CJUELe règlement n°343/2003, plus communément appelé règlement Dublin II, énonce tous les critères  afin de déterminer l’État membre compétent pour traiter une demande d’asile présentée dans l’UE. En principe, le système de répartition des compétences désigne un seul État membre compétent afin de traiter une telle demande dans l’Union.

Lorsqu’un ressortissant d’un pays tiers a demandé asile dans un État membre – qui n’est pas celui que désignent les règles de compétence de ce règlement – celui-ci prévoit une procédure de transfert du demandeur d’asile dans l’État membre normalement compétent. Le règlement prévoit néanmoins la possibilité pour un État membre de se substituer à l’État membre normalement compétent et d’examiner lui-même une demande d’asile présentée sur son territoire (Article 3, paragraphe 2, du règlement n° 343/2003.)

Deux affaires similaires de recours à l’encontre de transferts vers la Grèce

Dans l’affaire C-411/10 M. N. S., ressortissant afghan, est entré en Grèce où il a été incarcéré le 24 septembre 2008. Au terme de cette incarcération, un ordre de quitter le territoire grec dans un délai de 30 jours lui a été intimé, après quoi il a été refoulé vers la Turquie sans avoir présenté de demande d’asile en Grèce. Après s’être enfui de la prison turque, il s’est rendu au Royaume-Uni où il est arrivé le 12 janvier 2009 et où il a présenté une demande d’asile le même jour. Le 30 juillet 2009, M. N. S. a été avisé de son transfert en Grèce, le 6 août 2009, en application du règlement n° 343/2003. Il a introduit un recours contre cette décision.

L’affaire C-493/10 porte sur les recours que cinq demandeurs d’asile ont introduit en Irlande contre les décisions de les faire transférer en Grèce afin que leurs demandes d’asile y soient examinées. Tous les requérants sont entrés dans l’Union par la Grèce où ils ont été incarcérés pour entrée illégale sur le territoire. Ils ont tous quitté la Grèce sans y avoir demandé asile et se sont rendus en Irlande où ils ont introduit des demandes d’asile.
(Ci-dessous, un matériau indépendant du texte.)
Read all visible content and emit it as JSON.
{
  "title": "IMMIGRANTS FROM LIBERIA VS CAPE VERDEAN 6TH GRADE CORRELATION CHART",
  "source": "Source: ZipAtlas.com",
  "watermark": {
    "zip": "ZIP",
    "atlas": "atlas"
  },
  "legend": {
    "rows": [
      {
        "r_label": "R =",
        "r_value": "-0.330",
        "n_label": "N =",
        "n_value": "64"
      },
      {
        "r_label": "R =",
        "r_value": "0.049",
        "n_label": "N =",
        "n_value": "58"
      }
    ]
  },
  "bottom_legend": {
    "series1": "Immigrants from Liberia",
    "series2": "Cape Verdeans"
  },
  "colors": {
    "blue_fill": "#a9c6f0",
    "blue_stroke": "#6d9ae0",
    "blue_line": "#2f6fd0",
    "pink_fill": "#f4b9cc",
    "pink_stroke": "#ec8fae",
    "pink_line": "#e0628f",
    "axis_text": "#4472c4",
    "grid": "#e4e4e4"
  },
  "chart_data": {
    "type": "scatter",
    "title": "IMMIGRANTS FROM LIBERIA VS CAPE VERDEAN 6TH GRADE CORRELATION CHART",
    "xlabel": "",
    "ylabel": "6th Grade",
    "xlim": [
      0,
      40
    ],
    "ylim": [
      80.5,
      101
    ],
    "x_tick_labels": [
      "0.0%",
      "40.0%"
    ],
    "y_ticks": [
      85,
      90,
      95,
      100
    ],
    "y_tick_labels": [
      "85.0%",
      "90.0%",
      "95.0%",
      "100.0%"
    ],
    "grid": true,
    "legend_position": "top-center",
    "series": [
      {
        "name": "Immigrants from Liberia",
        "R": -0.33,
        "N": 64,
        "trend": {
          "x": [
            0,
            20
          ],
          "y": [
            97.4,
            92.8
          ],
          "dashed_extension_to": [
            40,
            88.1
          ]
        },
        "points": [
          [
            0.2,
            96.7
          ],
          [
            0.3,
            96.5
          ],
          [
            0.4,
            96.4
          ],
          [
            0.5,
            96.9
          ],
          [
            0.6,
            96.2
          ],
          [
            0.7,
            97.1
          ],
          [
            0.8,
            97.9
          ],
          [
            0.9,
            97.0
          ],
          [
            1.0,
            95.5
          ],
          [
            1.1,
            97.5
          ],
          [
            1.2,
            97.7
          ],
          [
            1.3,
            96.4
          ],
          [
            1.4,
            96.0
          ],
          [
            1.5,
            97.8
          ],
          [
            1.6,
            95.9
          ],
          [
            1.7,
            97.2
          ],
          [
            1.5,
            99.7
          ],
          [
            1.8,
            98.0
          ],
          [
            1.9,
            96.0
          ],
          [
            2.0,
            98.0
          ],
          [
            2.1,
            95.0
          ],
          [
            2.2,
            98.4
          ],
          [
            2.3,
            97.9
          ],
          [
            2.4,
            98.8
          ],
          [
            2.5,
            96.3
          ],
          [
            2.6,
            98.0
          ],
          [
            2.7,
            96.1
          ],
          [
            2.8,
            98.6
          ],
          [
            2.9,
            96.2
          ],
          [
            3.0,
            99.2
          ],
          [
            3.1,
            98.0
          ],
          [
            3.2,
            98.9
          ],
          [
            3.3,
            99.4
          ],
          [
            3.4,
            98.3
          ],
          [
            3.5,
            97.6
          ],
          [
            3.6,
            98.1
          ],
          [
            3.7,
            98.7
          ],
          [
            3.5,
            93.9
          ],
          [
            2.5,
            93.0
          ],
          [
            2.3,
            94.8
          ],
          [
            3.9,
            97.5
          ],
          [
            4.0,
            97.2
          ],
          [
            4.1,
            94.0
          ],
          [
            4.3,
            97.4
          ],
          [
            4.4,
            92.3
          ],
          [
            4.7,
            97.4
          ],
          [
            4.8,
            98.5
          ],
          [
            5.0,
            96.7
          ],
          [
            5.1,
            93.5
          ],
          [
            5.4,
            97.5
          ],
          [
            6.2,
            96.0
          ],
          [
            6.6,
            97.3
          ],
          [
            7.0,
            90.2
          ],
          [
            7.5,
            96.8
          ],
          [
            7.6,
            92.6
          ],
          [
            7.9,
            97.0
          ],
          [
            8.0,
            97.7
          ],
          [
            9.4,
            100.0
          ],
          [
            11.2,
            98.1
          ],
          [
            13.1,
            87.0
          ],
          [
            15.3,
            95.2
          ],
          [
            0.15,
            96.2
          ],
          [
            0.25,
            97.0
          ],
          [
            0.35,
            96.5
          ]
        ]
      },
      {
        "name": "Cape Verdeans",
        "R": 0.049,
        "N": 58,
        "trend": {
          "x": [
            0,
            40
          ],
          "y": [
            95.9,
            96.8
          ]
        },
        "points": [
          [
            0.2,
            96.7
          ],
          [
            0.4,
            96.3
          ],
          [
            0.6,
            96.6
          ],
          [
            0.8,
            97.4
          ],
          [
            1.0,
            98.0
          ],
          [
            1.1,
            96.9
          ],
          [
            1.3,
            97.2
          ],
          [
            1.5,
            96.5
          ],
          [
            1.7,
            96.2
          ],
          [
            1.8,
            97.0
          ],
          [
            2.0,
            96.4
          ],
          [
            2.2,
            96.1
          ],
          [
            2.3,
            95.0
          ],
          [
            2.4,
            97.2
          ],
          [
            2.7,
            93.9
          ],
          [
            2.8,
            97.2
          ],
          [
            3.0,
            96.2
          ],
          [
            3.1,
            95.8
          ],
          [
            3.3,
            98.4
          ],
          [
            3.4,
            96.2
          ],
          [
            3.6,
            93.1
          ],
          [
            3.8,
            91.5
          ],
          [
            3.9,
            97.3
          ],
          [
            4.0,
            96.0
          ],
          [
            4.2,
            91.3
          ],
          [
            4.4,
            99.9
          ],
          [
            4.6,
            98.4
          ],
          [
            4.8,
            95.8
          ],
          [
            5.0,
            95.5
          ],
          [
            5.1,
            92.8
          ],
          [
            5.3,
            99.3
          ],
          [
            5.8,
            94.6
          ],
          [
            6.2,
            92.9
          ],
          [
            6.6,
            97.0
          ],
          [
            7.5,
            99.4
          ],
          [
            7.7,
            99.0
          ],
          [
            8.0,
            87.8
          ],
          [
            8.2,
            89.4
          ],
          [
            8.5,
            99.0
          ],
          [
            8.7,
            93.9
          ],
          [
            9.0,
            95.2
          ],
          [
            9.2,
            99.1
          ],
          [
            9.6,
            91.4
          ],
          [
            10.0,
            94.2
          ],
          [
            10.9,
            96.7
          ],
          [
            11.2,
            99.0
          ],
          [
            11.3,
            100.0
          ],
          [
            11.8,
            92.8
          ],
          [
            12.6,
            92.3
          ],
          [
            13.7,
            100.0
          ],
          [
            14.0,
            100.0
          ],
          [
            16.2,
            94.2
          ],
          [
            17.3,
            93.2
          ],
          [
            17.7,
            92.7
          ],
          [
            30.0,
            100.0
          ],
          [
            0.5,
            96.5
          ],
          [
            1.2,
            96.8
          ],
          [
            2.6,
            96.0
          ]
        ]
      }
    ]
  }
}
Les Cours du Royaume-Uni et d’Irlande s’interrogent quant à leurs compétences

Les deux juridictions de renvoi, à savoir la Court of Appeal of England and Wales (Royaume-Uni) dans l’affaire C-411/10 et la High Court (Irlande) dans l’affaire C-493/10 sont en possession d’indices clairs dont elles déduisent qu’en cas de transfert, les droits fondamentaux et les droits de l’homme des demandeurs d’asile risqueraient d’être violés. La saturation du système d’asile grec et les effets de celle-ci sur le traitement réservé aux demandeurs d’asile et sur l’examen de leurs demandes laissent planer de sérieux doute sur un respect de ses droits fondamentaux. Les juridictions de renvoi des États membres concernés ont donc par voie de questions préjudicielles interrogé la Cour de Justice afin de savoir si et, dans l’affirmative, à quelles conditions, le droit de l’Union permet – voire oblige – le Royaume-Uni et l’Irlande à examiner eux-mêmes les demandes d’asile introduites sur leur territoire en dépit de la compétence de principe de la Grèce.

Les droits fondamentaux doivent primer lors de la question d’un transfert

Dans ses conclusions présentées le 22 septembre 2011, l’avocat général Trstenjak, observe tout d’abord que, "lorsqu’ils doivent décider d’examiner ou de ne pas examiner une demande d’asile qui, selon les critères du règlement, relève de la compétence d’un autre État membre, un État membre est tenu de respecter les dispositions de la Charte des droits fondamentaux". Selon elle, cette décision est un acte de mise en œuvre du droit de l’Union, de sorte qu’à cette occasion, les États membres sont tenus de respecter les droits garantis par la Charte.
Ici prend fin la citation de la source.